Tuesday, December 10, 2013

Why Royals are Looking to Move Billy Butler

So make that three times that the Royals have been rumored to be considering trading Billy Butler in favor of signing a free agent to serve as the 2014 designated hitter. First, we heard the Carlos Beltran rumors, then we heard about Kansas City's interest in Mark Trumbo. So we have to ask, why does is seem as though the Royals are so motivated to move Billy Butler?

  1. Let's start with the most obvious reason; the Royals believe that these alternatives are upgrades. If the Royals truly believe that Beltran, Trumbo, Cruz, etc. are better offensively than Butler, than it would make sense to sign one and then deal Butler for another useful (for example, Nick Franklin of Seattle). The issue here becomes whether or not the aforementioned hitters are actually better offensively than Bill the Thrill.
  2. Option number 2 could be that the Royals believe Butler has started downward on his career projection. Billy Butler is coming off his worst offensive season since his rookie campaign when he posted a .320 wOBA and a 90 wRC+. Perhaps the Royals brass read this article and believe that Butler's weight could lead to an early decline, thus they want to stay ahead of the curve by dealing him while he still has value. This leads me to my next point...
  3. Maybe the Royals are frustrated by Butler's weight issues. After coming into camp in 2012 in excellent shape (by Billy Butler standards), Butler had a career year hitting .313/.373/.510. The Royals then spent the off-season gearing up for a playoff run and I'm sure were disappointed by the shape that Billy came to camp in for 2013. Butler obviously was carrying a few more pounds in 2013 than he was in 2012, and you have to wonder if his poor season was the result.
  4. Finally and probably the largest factor in all of this is that while Butler's $8.5 million salary in 2014 seems very fair, the Royals might feel more conflicted about a $12.5 million option for 2015. As a result, they might be fearful that this off-season and the trading deadline will be their last opportunities to flip Butler. Obviously, the Royals expect to be in the race at the deadline, so they could just being proactive. By flipping Butler now and signing a free agent to DH, they could get a return for Butler, while also continuing to get DH production without having to either trade Butler in July or see him walk at the end of the season if his option is declined.
The Rays are a team that has done an excellent job of trading assets to make their window to win sustainable. They've shown that the opportune time to trade a player is when they have two years of control remaining. For Butler that point is now. 

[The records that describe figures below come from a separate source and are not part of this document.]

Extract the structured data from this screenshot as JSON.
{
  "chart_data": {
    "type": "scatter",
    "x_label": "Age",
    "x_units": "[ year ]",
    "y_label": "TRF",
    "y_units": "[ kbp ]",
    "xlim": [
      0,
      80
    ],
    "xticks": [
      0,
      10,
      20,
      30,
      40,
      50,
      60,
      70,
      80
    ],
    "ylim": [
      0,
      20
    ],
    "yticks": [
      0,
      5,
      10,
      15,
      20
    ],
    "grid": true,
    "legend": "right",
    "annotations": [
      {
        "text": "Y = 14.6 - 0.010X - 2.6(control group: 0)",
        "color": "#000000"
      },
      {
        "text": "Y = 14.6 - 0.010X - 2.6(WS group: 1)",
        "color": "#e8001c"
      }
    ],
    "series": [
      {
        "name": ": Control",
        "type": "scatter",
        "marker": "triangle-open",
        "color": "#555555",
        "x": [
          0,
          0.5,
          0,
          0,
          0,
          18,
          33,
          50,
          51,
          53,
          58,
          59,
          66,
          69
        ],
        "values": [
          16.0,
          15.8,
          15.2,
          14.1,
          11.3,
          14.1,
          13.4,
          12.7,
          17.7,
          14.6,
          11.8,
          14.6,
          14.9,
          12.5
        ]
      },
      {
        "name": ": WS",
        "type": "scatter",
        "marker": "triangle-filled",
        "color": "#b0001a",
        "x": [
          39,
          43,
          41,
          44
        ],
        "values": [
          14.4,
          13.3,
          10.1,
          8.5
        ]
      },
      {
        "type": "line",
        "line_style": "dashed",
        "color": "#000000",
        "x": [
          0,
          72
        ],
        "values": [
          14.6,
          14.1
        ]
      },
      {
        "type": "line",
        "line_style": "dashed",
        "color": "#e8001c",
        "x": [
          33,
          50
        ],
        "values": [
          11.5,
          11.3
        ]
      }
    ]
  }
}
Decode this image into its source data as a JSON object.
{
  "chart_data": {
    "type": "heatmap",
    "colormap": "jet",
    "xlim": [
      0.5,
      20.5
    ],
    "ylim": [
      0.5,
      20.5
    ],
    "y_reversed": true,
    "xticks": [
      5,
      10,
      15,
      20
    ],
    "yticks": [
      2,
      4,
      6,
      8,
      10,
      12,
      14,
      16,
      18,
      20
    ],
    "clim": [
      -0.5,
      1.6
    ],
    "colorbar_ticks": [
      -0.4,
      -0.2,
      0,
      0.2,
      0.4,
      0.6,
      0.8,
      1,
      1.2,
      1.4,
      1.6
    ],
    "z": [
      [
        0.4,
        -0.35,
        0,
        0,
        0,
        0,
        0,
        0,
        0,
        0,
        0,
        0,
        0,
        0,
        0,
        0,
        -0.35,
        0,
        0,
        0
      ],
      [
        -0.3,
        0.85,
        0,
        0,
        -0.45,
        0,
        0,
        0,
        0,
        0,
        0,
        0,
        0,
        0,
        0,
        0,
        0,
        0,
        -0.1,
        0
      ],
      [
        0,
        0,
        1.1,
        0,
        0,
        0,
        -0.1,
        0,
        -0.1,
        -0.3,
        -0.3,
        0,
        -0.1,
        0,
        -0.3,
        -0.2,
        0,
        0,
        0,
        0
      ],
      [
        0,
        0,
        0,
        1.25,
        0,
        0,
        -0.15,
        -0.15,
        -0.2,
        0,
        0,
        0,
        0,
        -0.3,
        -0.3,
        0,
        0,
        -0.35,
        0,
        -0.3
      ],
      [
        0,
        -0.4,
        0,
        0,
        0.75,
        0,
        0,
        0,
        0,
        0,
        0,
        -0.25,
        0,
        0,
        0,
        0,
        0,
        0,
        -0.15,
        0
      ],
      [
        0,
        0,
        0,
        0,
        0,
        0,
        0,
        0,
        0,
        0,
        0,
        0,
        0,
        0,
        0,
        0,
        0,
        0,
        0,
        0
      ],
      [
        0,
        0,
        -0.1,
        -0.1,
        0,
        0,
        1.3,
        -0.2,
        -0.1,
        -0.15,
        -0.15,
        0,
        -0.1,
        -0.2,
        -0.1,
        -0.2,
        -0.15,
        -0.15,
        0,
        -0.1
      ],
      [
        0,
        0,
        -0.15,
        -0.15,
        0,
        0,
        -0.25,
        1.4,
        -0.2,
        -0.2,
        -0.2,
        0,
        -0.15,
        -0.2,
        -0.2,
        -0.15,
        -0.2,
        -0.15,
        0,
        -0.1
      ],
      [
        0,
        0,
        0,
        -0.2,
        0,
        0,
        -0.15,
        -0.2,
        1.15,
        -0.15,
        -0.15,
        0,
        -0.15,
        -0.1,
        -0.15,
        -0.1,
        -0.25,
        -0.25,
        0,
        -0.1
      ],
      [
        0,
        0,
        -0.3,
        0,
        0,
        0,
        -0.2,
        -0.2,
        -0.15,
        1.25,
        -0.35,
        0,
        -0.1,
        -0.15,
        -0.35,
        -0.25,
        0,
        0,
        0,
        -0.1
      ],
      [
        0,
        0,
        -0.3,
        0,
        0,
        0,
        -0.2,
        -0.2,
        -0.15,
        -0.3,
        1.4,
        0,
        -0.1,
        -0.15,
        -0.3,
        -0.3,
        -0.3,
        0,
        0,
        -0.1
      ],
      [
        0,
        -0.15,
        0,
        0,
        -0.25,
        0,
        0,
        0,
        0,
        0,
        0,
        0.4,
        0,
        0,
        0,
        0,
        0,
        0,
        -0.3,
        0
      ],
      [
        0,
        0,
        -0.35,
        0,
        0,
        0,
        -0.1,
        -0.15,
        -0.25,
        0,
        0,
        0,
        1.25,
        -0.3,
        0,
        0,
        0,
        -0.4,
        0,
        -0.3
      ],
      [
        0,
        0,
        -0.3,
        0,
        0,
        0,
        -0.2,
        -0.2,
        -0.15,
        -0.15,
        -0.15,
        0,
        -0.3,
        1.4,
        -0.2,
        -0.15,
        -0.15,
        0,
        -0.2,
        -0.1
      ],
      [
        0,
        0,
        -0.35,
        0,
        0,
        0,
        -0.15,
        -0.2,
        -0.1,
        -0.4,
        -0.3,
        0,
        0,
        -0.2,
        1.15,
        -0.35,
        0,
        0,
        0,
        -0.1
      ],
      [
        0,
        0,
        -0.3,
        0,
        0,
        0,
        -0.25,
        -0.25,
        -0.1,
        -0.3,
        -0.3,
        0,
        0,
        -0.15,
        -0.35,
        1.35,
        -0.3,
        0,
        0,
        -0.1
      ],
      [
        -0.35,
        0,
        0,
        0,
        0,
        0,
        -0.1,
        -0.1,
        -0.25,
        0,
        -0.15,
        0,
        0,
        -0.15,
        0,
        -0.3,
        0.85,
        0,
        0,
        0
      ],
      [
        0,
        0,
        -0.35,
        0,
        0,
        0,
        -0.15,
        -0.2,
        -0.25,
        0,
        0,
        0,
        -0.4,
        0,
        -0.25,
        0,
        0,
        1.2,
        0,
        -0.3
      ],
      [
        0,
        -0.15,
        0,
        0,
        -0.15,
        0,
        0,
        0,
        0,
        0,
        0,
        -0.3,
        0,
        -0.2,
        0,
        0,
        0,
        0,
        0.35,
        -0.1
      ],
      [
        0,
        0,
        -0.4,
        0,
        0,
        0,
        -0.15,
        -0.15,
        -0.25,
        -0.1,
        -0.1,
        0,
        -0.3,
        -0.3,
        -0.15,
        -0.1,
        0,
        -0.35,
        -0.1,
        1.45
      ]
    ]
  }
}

Ultimately, whether or not Billy Butler should be traded hinges on your view of his 2013 season. If you believe it was the first drop off in a sharp aging curve for players his size, then it makes sense to stay ahead of the game and move him for a return while you have the chance. If you believe that 2013 was simply a down year and that he will rebound in 2014, then he is a bargain and a $12.5 million option in 2015 is a no brainer.